Jika Anda, seperti saya, pernah berada di banyak ruang poker, Anda akan tahu pria yang saya bicarakan. Dia di bawah 30 (atau hampir di atas). Tampaknya setiap kali Anda masuk ke ruangan, dia ada di sana. Dia membawa ransel yang berisi batangan protein, botol air, dan kabel pengisi daya untuk teleponnya – dia akan berada di sana sebentar. Terkadang dia tipe earbud dan kacamata hitam, terkadang tidak.
Tapi yang pasti ini adalah lingkungannya. Mungkin dia pro, atau semi-pro. Apa pun itu, dia sudah lama meninggalkan kategori “rek” – dia ada di sini untuk menang.
Tidak hanya dia di sini untuk menang, tetapi dia tenggelam dalam permainan. Dia tahu para pahlawan dan pahlawan wanita. Dia menonton vlog dan permainan uang besar, dan setiap musim panas, dia bermimpi tentang binking acara multi-ratus (atau multi-ribu) pemain di WSOP, membawa pulang perangkat keras dan skor angka enam tinggi. Tapi sampai hari itu terjadi, dia berada di jalan $2/3 atau $2/5, berencana untuk pergi dengan lebih dari yang dia bawa.
Ya, saya telah melihat banyak dari pria itu – hampir selalu pria, meskipun saya pasti bertemu dengan beberapa wanita yang sesuai dengan tagihan. Dan saya bertanya-tanya apakah – dan khawatir bahwa – ruang poker adalah satu-satunya outlet mereka. Bahwa mungkin seluruh lingkaran sosial mereka adalah delapan orang lainnya yang duduk di sekitar dealer.

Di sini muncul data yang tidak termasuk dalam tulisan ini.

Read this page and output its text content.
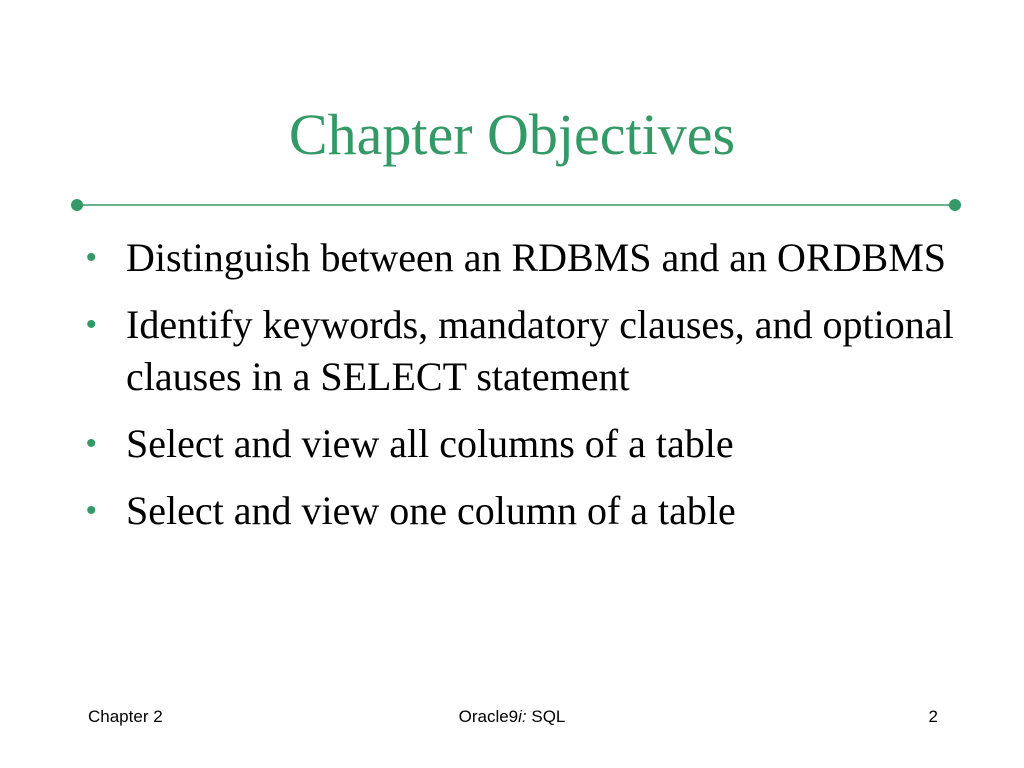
Chapter Objectives
• Distinguish between an RDBMS and an ORDBMS
• Identify keywords, mandatory clauses, and optional clauses in a SELECT statement
• Select and view all columns of a table
• Select and view one column of a table
Chapter 2	Oracle9i: SQL	2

Yang membawa saya ke apa yang terjadi Jumat lalu. Itu bukan hanya hari Jumat yang acak, tetapi hari setelah Thanksgiving, yang secara tidak dapat dimaafkan dikenal sebagai “Black Friday,” karena mimpi buruk belanja saya kira. Saya memanfaatkan hari yang tenang dan berhasil masuk ke ruang kartu lokal. Saya puas dengan permainan hold’em tanpa batas yang sangat bagus, menikmati desas-desus pasca-liburan, dan senang berada di tempat saya berada.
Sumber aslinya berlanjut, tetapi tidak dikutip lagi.